1966: Aberfan, Wales. In this closeknit mining community, two days of late-October rain caused more than half a million tons of coal waste to careen down a mountainside toward town. The slurry moved “at a hell of a speed, in waves,” said one worker. The landslide destroyed 20 homes and a school in a few minutes’ time; when it was over, a resident remembered later, “you couldn’t hear a bird or a child.” Parents and miners rushed to dig for survivors, but the slide had killed 144 people, including 116 children. Though the tragedy eventually led to mining-industry reform in the country, the National Coal Board did not immediately accept responsibility for what had happened. Left to its own devices, the town used part of a survivors’ fund to remove piles of waste around the village, and was not reimbursed until 1997. The site of the school is now a garden.
1976: Seveso, Italy. If an explosion occurs at a chemical plant on a Saturday, and no one is there to hear it, does anyone get evacuated? Not for three weeks, in this case. On July 10, a pesticide facility not far from Milan released a toxic cloud containing, among other things, dioxin. The release contaminated 10 square miles — including Seveso, a town of 17,000 — causing rashes and poisoning in residents, killing animals, and leading to the slaughter of 70,000-80,000 farm animals to prevent the spread of contamination. As doctors and others kept a wary eye on the situation, fearing that sickness wouldn’t surface until years later, the plant supervisor was sentenced to five years in prison. The town gave its name to Europe’s “Seveso Directive,” an industrial accident-prevention program adapted in 1982 and still in place. The hardest-hit area, known as Zone A, was fenced off for years. Today it’s a popular local park.

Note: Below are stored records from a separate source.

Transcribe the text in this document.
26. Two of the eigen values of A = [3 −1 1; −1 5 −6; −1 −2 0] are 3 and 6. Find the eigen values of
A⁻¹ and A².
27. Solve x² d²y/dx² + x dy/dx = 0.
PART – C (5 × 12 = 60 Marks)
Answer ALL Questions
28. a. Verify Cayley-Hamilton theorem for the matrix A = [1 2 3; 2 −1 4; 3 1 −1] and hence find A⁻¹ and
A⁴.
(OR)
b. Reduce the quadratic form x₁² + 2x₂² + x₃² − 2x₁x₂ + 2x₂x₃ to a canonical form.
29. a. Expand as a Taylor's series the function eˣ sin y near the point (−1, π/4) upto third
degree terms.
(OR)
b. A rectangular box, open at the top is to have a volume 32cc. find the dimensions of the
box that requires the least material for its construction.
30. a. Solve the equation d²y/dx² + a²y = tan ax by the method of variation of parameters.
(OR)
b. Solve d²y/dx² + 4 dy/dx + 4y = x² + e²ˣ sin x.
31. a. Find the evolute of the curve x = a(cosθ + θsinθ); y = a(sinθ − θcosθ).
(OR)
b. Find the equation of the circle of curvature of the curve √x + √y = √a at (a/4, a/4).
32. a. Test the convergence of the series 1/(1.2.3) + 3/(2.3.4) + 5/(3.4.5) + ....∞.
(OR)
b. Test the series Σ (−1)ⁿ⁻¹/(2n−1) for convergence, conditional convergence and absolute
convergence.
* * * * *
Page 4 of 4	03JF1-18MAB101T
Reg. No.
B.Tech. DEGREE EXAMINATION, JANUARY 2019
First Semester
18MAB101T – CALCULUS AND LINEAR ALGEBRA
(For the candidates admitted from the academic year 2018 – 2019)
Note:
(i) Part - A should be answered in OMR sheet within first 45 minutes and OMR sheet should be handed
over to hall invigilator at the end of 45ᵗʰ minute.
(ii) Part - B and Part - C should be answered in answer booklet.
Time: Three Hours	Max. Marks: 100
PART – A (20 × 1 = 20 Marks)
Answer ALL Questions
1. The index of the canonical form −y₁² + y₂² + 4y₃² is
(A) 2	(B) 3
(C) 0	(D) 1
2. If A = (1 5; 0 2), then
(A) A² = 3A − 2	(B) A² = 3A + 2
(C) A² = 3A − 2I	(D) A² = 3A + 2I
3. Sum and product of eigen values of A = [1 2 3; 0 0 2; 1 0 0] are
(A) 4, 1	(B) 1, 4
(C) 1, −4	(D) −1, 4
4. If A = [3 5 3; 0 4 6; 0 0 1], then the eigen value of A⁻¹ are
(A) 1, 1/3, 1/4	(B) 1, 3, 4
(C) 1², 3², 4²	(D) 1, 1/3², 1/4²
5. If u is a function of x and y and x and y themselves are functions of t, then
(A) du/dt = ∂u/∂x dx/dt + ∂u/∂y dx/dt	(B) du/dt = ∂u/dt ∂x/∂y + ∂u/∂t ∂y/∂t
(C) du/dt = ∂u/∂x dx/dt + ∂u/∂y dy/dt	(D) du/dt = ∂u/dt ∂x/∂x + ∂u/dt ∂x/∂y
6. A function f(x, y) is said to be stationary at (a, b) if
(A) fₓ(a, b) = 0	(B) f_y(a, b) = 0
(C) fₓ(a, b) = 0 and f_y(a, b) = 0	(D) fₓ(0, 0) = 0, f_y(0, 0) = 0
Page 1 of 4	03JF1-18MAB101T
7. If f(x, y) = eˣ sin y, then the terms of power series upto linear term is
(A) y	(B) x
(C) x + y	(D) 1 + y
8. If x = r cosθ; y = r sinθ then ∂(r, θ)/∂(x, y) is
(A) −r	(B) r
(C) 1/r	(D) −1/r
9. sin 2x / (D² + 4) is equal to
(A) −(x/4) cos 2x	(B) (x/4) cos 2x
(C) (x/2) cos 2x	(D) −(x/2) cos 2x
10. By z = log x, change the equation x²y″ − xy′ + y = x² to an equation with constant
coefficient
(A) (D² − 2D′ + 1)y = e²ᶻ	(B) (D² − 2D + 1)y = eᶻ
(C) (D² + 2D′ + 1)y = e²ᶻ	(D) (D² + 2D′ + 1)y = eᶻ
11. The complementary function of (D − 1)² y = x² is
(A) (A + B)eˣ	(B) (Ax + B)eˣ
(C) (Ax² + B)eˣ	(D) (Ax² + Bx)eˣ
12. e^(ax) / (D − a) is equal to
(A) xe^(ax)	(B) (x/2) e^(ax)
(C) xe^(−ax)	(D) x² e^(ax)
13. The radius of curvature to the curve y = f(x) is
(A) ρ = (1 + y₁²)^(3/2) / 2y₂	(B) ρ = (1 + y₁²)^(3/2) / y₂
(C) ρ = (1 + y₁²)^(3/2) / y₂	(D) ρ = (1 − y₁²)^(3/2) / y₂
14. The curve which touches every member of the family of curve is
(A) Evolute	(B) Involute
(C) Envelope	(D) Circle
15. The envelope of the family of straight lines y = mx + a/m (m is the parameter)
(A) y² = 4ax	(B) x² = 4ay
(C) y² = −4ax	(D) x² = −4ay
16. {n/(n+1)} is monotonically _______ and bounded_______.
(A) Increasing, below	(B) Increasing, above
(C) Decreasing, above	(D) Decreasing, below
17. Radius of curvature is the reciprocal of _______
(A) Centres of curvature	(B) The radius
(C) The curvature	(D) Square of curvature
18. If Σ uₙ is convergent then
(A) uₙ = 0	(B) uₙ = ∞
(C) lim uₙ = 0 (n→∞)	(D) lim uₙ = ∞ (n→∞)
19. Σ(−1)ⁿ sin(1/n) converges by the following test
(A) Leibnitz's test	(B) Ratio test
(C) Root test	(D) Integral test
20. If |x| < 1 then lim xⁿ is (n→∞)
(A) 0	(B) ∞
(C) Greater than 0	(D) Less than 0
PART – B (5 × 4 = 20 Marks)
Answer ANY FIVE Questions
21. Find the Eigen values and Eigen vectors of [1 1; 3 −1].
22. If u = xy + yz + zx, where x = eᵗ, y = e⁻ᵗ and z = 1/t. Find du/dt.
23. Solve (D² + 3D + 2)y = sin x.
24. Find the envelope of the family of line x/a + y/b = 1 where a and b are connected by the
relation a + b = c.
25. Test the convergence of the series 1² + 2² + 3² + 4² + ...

1996: Marinduque Island, Philippines. It wasn’t a secret that Marcopper, a mining company, had dumped waste in this island’s waterways since starting up in the late 1960s. But it took 3 million tons of tailings bursting from a storage pit for the government to declare a “state of calamity” and shut the company down. (One reason for the blind eye: former president Ferdinand Marcos was a partner in the company; his shares went to subsequent presidents after his 1986 ouster.) The March 24 release flooded villages, contaminated drinking water, and forced hundreds to evacuate. Farmers, fishers, and others lost their livelihoods, and locals still attribute rashes and respiratory diseases to contact with the water. Though the company agreed to compensate people and rehabilitate the land, the local rivers contained tailings as of a report in 2003. Remediation efforts have reportedly included hiring locals to fill sandbags with the tailings and return them to the pit.